Nueva Pescanova says it respects "all options and sensitivities. Both those who are opposed to the consumption of food of animal origin, and those who appreciate and demand to eat healthy food such as octopus."
There is a dispute over sustainability
The problem with raising octopuses, Williamson said, is that they require other animals to eat — which in turn leads to more fishing.
"Octopuses naturally feed on crabs and clams, small fish in the wild," he said. Citing the proteins the animals would need to grow to a marketable size, Williamson concluded, "It's estimated that it would take at least three pounds of wild caught fish to produce one pound of farmed octopus. So it's completely unsustainable in that respect."
Nueva Pescanova says it plans to feed the octopuses a diet aimed at maximizing sustainability, rather than creating a new demand for wild-caught fish.
"It is a diet formulated based on by-products and discards from fishing, as well as raw materials of marine origin certified as sustainable," the company said. "Its efficacy and assimilation has already been demonstrated and it is a circular economy solution that helps to avoid having to resort to fishing wild animals to feed the octopus."
Nueva Pescanova says its plans are in line with calls for more sustainable aquaculture development that were part of the 2022 State of World Fisheries and Aquaculture report from the Food and Agriculture Organization of the United Nations, as well as European Union initiatives (Asia has been the world leader in aquaculture).
The FAO report also noted, "Aquaculture growth has often occurred at the expense of the environment." And for cephalopods in particular, it said that while their share of global trade has increased, "supplies are at risk due to poor management. This has led to steep price increases in recent years."
Because of the proposed octopus farm's location on a dock, Montgomery said, "any disease, organisms or fecal matter, whatever — is going to go back out into the into the ocean."
Such farms could threaten wild octopus populations, Montgomery said.

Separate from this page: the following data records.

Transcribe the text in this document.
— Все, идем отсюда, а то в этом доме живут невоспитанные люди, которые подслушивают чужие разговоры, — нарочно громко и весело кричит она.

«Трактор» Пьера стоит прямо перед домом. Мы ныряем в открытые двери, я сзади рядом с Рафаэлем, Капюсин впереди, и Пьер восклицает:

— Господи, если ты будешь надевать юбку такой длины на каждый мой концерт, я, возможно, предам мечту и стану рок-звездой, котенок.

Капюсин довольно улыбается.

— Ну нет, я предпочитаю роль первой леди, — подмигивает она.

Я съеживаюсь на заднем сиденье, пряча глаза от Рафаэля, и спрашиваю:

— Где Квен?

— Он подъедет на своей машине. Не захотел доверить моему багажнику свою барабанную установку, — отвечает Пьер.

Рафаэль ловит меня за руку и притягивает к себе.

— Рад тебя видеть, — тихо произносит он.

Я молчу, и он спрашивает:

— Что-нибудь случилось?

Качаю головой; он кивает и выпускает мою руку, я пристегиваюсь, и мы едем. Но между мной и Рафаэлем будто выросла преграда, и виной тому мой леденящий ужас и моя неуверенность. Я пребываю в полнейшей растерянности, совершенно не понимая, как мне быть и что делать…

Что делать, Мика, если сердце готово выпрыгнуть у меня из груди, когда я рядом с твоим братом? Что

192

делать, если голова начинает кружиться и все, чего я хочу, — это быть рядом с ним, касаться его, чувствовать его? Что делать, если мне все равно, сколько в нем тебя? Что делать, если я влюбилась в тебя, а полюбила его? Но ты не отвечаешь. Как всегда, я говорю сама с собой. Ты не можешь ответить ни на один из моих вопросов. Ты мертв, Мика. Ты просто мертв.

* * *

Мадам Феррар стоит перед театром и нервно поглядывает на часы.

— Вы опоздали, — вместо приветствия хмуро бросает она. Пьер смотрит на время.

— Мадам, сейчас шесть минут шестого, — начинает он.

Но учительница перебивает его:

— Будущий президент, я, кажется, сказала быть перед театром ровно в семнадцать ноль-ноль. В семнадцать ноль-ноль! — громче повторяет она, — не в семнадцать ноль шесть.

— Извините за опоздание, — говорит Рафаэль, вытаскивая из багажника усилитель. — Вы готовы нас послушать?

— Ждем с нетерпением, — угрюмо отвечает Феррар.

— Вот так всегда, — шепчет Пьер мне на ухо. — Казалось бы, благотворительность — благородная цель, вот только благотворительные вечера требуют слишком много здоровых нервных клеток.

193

"Our seas are in so much trouble right now, as you know. By 2050, there's going to be more plastic in the ocean than fish. So I say let's leave the octopuses in the ocean and let's just give even fishing them a break. And let's not create more problems with these huge concentrations of animals that can threaten the wild ones."
As of now, Nueva Pescanova's plans for the Canary Islands farm face a number of hurdles, from local permits to permissions to discharge from land into the Atlantic Ocean and other licenses.
"These permissions are all being held up at the moment by an environmental impact assessment decision, which could come at any time," Williamson said.
Citing the wait for necessary licenses, the seafood company told NPR, "we do not yet have a concrete date for the start of the operations at the plant."